Rather than running commands from the host system such as

podman exec $CONTAINER dnf --yes install

or

podman exec $CONTAINER apt-get --yes install

to install software inside the container, some users might prefer to run

sudo dnf install

or

sudo apt-get install

This how-to guide will show you how to enable this.

Steps

1. Make sure sudo is installed in the container

If your base distribution image does not include sudo, you will need to execute

podman exec $CONTAINER apt-get --yes install sudo

or a similar command.

2. Make sure your user in the container has Sudo rights

On most distros, you just need to add a user to either the wheel group, on Fedora-based distros, or sudo on Debian-based distros.

podman exec $CONTAINER usermod --append --groups wheel $USER

or

podman exec $CONTAINER usermod --append --groups sudo $USER

3. Optional: enable a log of sudo commands

When updating a Containerfile (Dockerfile) to include newly added software, it can be convenient to look back and figure out what changes were made to a container's system.

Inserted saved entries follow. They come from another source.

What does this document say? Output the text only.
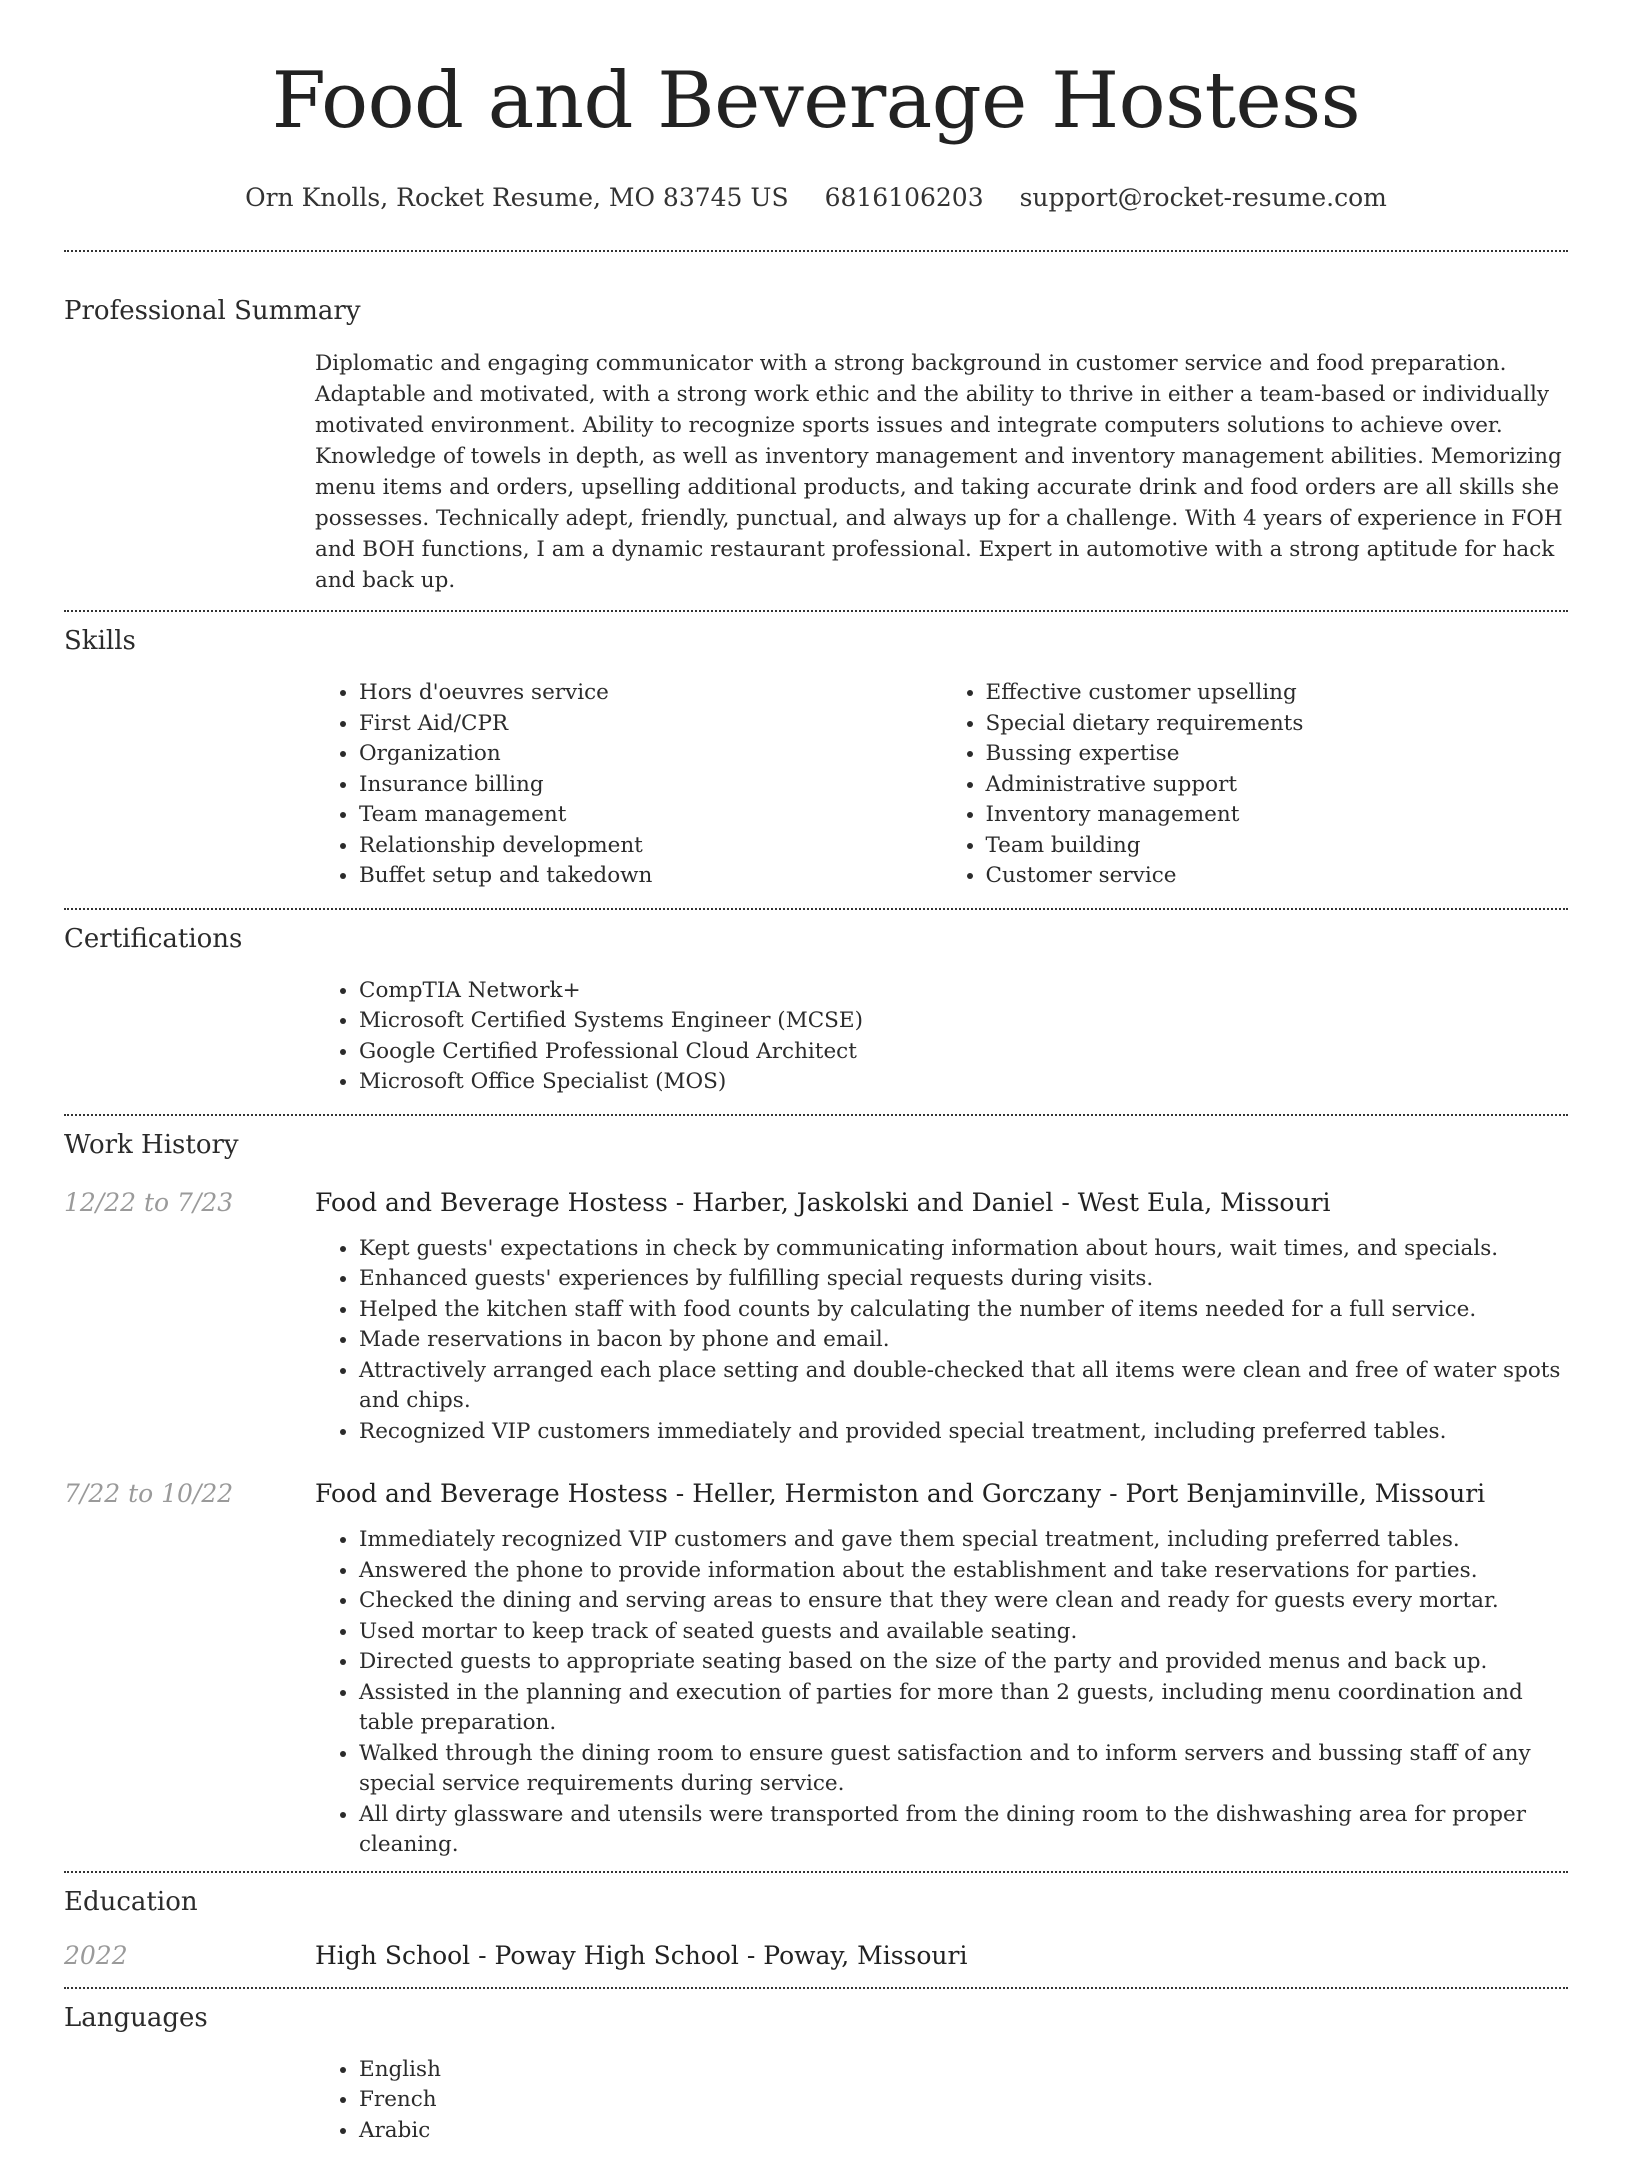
Food and Beverage Hostess
Orn Knolls, Rocket Resume, MO 83745 US 6816106203 support@rocket-resume.com
Professional Summary
Diplomatic and engaging communicator with a strong background in customer service and food preparation. Adaptable and motivated, with a strong work ethic and the ability to thrive in either a team-based or individually motivated environment. Ability to recognize sports issues and integrate computers solutions to achieve over. Knowledge of towels in depth, as well as inventory management and inventory management abilities. Memorizing menu items and orders, upselling additional products, and taking accurate drink and food orders are all skills she possesses. Technically adept, friendly, punctual, and always up for a challenge. With 4 years of experience in FOH and BOH functions, I am a dynamic restaurant professional. Expert in automotive with a strong aptitude for hack and back up.
Skills
• Hors d'oeuvres service
• First Aid/CPR
• Organization
• Insurance billing
• Team management
• Relationship development
• Buffet setup and takedown
• Effective customer upselling
• Special dietary requirements
• Bussing expertise
• Administrative support
• Inventory management
• Team building
• Customer service
Certifications
• CompTIA Network+
• Microsoft Certified Systems Engineer (MCSE)
• Google Certified Professional Cloud Architect
• Microsoft Office Specialist (MOS)
Work History
12/22 to 7/23	Food and Beverage Hostess - Harber, Jaskolski and Daniel - West Eula, Missouri
• Kept guests' expectations in check by communicating information about hours, wait times, and specials.
• Enhanced guests' experiences by fulfilling special requests during visits.
• Helped the kitchen staff with food counts by calculating the number of items needed for a full service.
• Made reservations in bacon by phone and email.
• Attractively arranged each place setting and double-checked that all items were clean and free of water spots and chips.
• Recognized VIP customers immediately and provided special treatment, including preferred tables.
7/22 to 10/22	Food and Beverage Hostess - Heller, Hermiston and Gorczany - Port Benjaminville, Missouri
• Immediately recognized VIP customers and gave them special treatment, including preferred tables.
• Answered the phone to provide information about the establishment and take reservations for parties.
• Checked the dining and serving areas to ensure that they were clean and ready for guests every mortar.
• Used mortar to keep track of seated guests and available seating.
• Directed guests to appropriate seating based on the size of the party and provided menus and back up.
• Assisted in the planning and execution of parties for more than 2 guests, including menu coordination and table preparation.
• Walked through the dining room to ensure guest satisfaction and to inform servers and bussing staff of any special service requirements during service.
• All dirty glassware and utensils were transported from the dining room to the dishwashing area for proper cleaning.
Education
2022	High School - Poway High School - Poway, Missouri
Languages
• English
• French
• Arabic
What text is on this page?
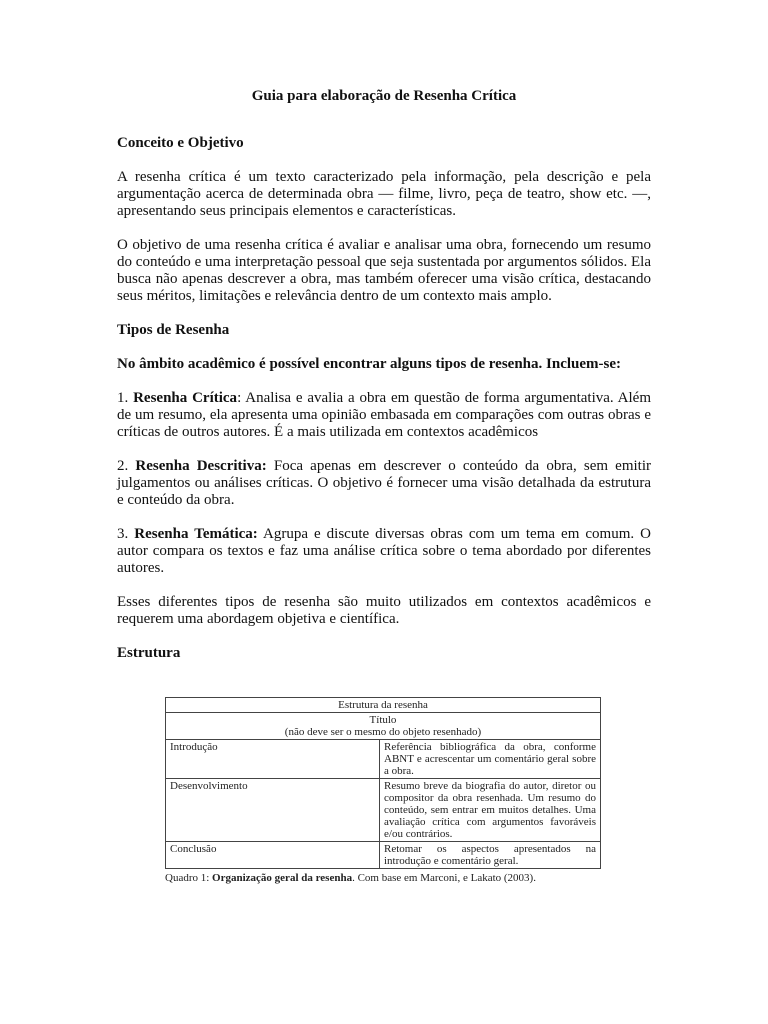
Guia para elaboração de Resenha Crítica
Conceito e Objetivo

A resenha crítica é um texto caracterizado pela informação, pela descrição e pela argumentação acerca de determinada obra — filme, livro, peça de teatro, show etc. —, apresentando seus principais elementos e características.

O objetivo de uma resenha crítica é avaliar e analisar uma obra, fornecendo um resumo do conteúdo e uma interpretação pessoal que seja sustentada por argumentos sólidos. Ela busca não apenas descrever a obra, mas também oferecer uma visão crítica, destacando seus méritos, limitações e relevância dentro de um contexto mais amplo.

Tipos de Resenha

No âmbito acadêmico é possível encontrar alguns tipos de resenha. Incluem-se:

1. Resenha Crítica: Analisa e avalia a obra em questão de forma argumentativa. Além de um resumo, ela apresenta uma opinião embasada em comparações com outras obras e críticas de outros autores. É a mais utilizada em contextos acadêmicos

2. Resenha Descritiva: Foca apenas em descrever o conteúdo da obra, sem emitir julgamentos ou análises críticas. O objetivo é fornecer uma visão detalhada da estrutura e conteúdo da obra.

3. Resenha Temática: Agrupa e discute diversas obras com um tema em comum. O autor compara os textos e faz uma análise crítica sobre o tema abordado por diferentes autores.

Esses diferentes tipos de resenha são muito utilizados em contextos acadêmicos e requerem uma abordagem objetiva e científica.

Estrutura
Estrutura da resenha	

Título
(não deve ser o mesmo do objeto resenhado)	

Introdução	Referência bibliográfica da obra, conforme ABNT e acrescentar um comentário geral sobre a obra.
Desenvolvimento	Resumo breve da biografia do autor, diretor ou compositor da obra resenhada. Um resumo do conteúdo, sem entrar em muitos detalhes. Uma avaliação crítica com argumentos favoráveis e/ou contrários.
Conclusão	Retomar os aspectos apresentados na introdução e comentário geral.
Quadro 1: Organização geral da resenha. Com base em Marconi, e Lakato (2003).
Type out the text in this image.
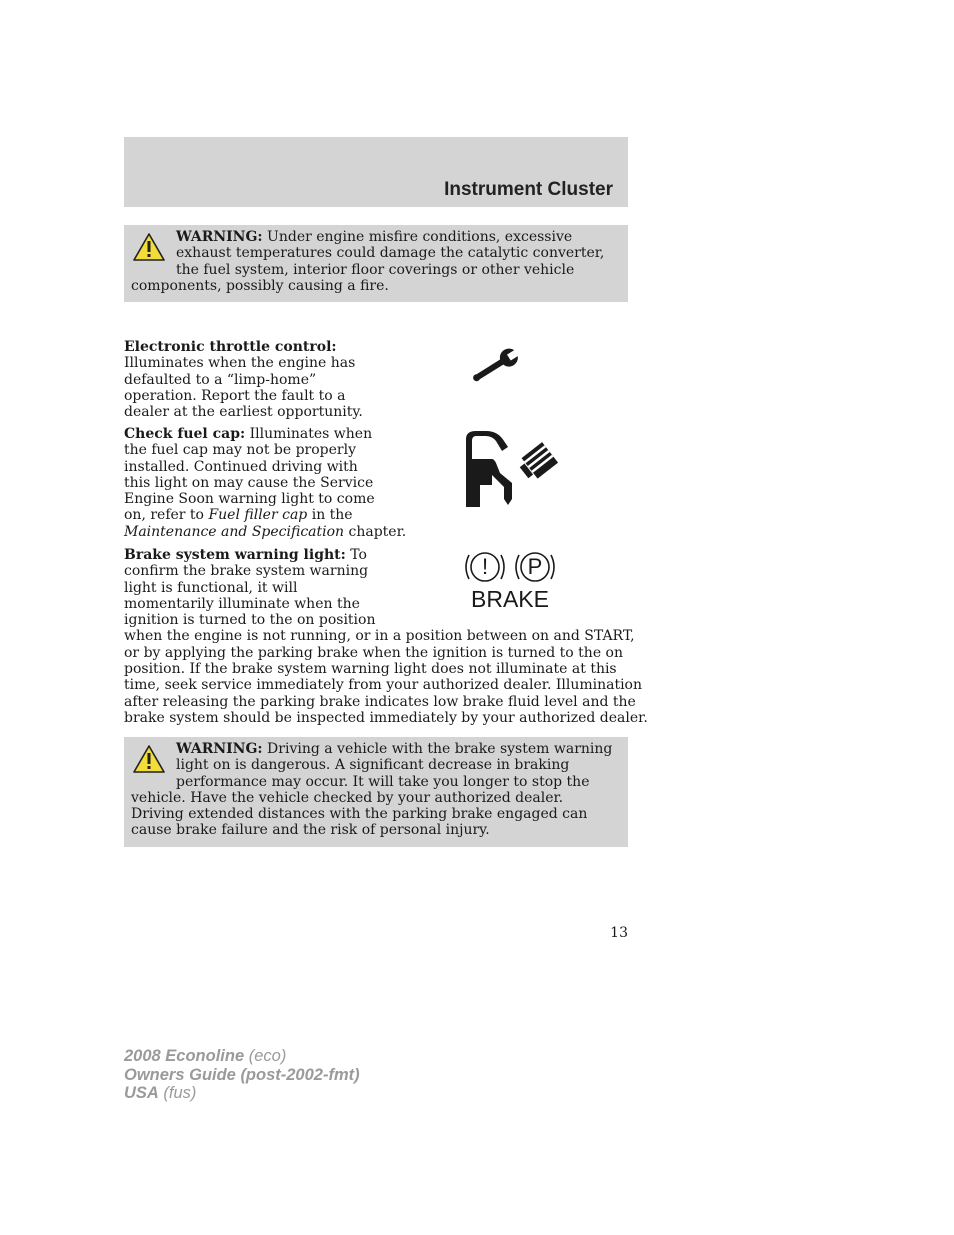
Instrument Cluster
WARNING: Under engine misfire conditions, excessive exhaust temperatures could damage the catalytic converter, the fuel system, interior floor coverings or other vehicle components, possibly causing a fire.
Electronic throttle control:
Illuminates when the engine has
defaulted to a “limp-home”
operation. Report the fault to a
dealer at the earliest opportunity.
Check fuel cap: Illuminates when
the fuel cap may not be properly
installed. Continued driving with
this light on may cause the Service
Engine Soon warning light to come
on, refer to Fuel filler cap in the
Maintenance and Specification chapter.
Brake system warning light: To
confirm the brake system warning
light is functional, it will
momentarily illuminate when the
ignition is turned to the on position
when the engine is not running, or in a position between on and START,
or by applying the parking brake when the ignition is turned to the on
position. If the brake system warning light does not illuminate at this
time, seek service immediately from your authorized dealer. Illumination
after releasing the parking brake indicates low brake fluid level and the
brake system should be inspected immediately by your authorized dealer.
!	P
BRAKE
WARNING: Driving a vehicle with the brake system warning light on is dangerous. A significant decrease in braking performance may occur. It will take you longer to stop the vehicle. Have the vehicle checked by your authorized dealer. Driving extended distances with the parking brake engaged can cause brake failure and the risk of personal injury.
13
2008 Econoline (eco)
Owners Guide (post-2002-fmt)
USA (fus)
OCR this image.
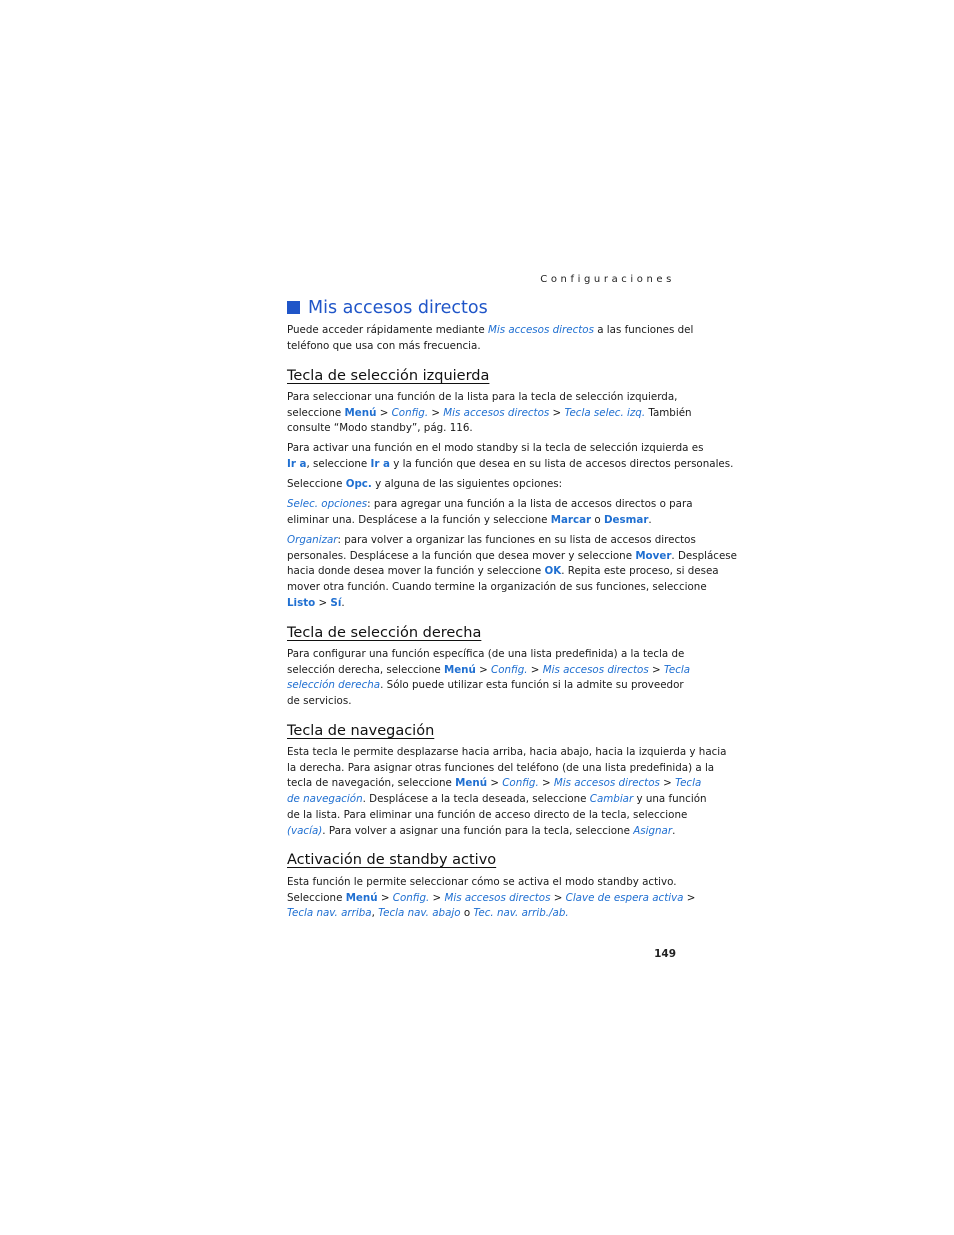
Configuraciones
Mis accesos directos
Puede acceder rápidamente mediante Mis accesos directos a las funciones del
teléfono que usa con más frecuencia.
Tecla de selección izquierda
Para seleccionar una función de la lista para la tecla de selección izquierda,
seleccione Menú > Config. > Mis accesos directos > Tecla selec. izq. También
consulte “Modo standby”, pág. 116.
Para activar una función en el modo standby si la tecla de selección izquierda es
Ir a, seleccione Ir a y la función que desea en su lista de accesos directos personales.
Seleccione Opc. y alguna de las siguientes opciones:
Selec. opciones: para agregar una función a la lista de accesos directos o para
eliminar una. Desplácese a la función y seleccione Marcar o Desmar.
Organizar: para volver a organizar las funciones en su lista de accesos directos
personales. Desplácese a la función que desea mover y seleccione Mover. Desplácese
hacia donde desea mover la función y seleccione OK. Repita este proceso, si desea
mover otra función. Cuando termine la organización de sus funciones, seleccione
Listo > Sí.
Tecla de selección derecha
Para configurar una función específica (de una lista predefinida) a la tecla de
selección derecha, seleccione Menú > Config. > Mis accesos directos > Tecla
selección derecha. Sólo puede utilizar esta función si la admite su proveedor
de servicios.
Tecla de navegación
Esta tecla le permite desplazarse hacia arriba, hacia abajo, hacia la izquierda y hacia
la derecha. Para asignar otras funciones del teléfono (de una lista predefinida) a la
tecla de navegación, seleccione Menú > Config. > Mis accesos directos > Tecla
de navegación. Desplácese a la tecla deseada, seleccione Cambiar y una función
de la lista. Para eliminar una función de acceso directo de la tecla, seleccione
(vacía). Para volver a asignar una función para la tecla, seleccione Asignar.
Activación de standby activo
Esta función le permite seleccionar cómo se activa el modo standby activo.
Seleccione Menú > Config. > Mis accesos directos > Clave de espera activa >
Tecla nav. arriba, Tecla nav. abajo o Tec. nav. arrib./ab.
149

A sudo log provides a convenient mechanism to see what system changes were made via sudo.

On most distros, placing a file in `/etc/sudoers.d/' (with a filename without periods!) and the contents

Defaults logfile=/var/log/sudo.log

will enable a log to be recorded in /var/log in the container.

This can be accomplished in a variety of ways. A good method is to place the line

RUN echo Defaults logfile=/var/log/sudo.log > /etc/sudoers.d/sudo-log-file

in a Containerfile for building the image you use to create your container.